The New York Knicks of the National Basketball Association play home games at Madison Square Garden in Manhattan. Founded in 1946 as a charter member of the Basketball Association of America—which merged with the National Basketball League to form the NBA in 1949—the Knicks have won NBA championships in 1970 and 1973. The Brooklyn Nets, also in the NBA, compete at Barclays Center in Brooklyn after relocating from New Jersey in 2012; the franchise originated in 1967 as an American Basketball Association charter team that joined the NBA via the 1976 merger. The New York Liberty of the Women's National Basketball Association share Barclays Center with the Nets and claimed the league championship in 2024. The US Open Tennis Championships, one of the four Grand Slam tournaments, occur annually from late August to early September at the USTA Billie Jean King National Tennis Center in Flushing Meadows-Corona Park, Queens.
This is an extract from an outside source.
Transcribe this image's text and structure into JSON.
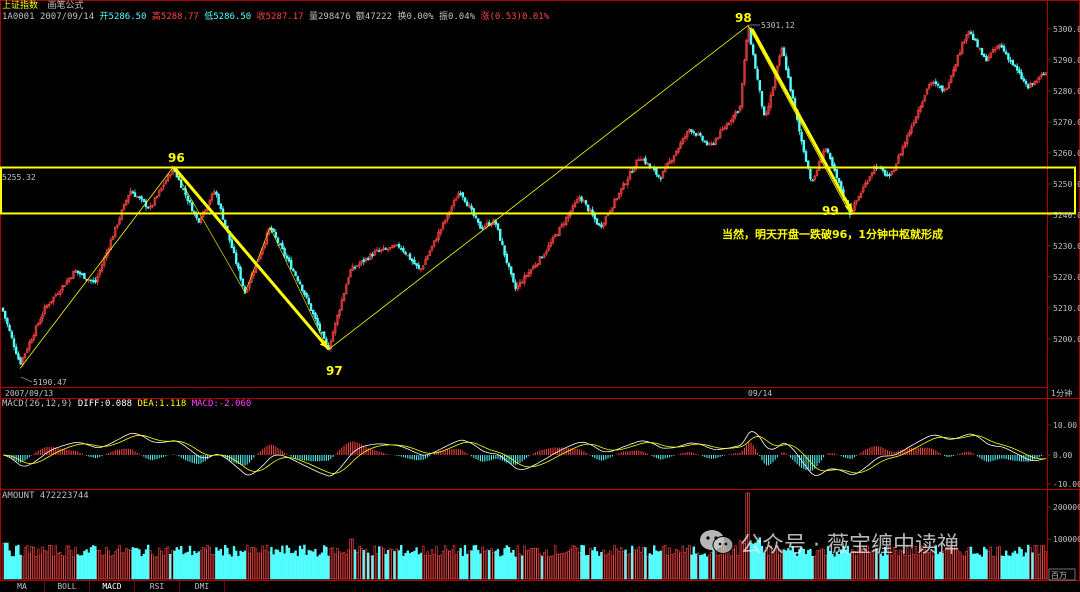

Thoroughbred horse racing takes place at Aqueduct Racetrack in Ozone Park, Queens—the only such facility within New York City limits—with a schedule typically running from late October through April. The TCS New York City Marathon, the world's largest marathon by participant numbers, weaves through the five boroughs each November; it debuted in 1970 with 127 entrants in Central Park and recorded over 50,000 finishers as recently as 2019. Madison Square Garden has hosted numerous professional boxing events, including world championship bouts, continuing a tradition dating to the venue's earlier iterations.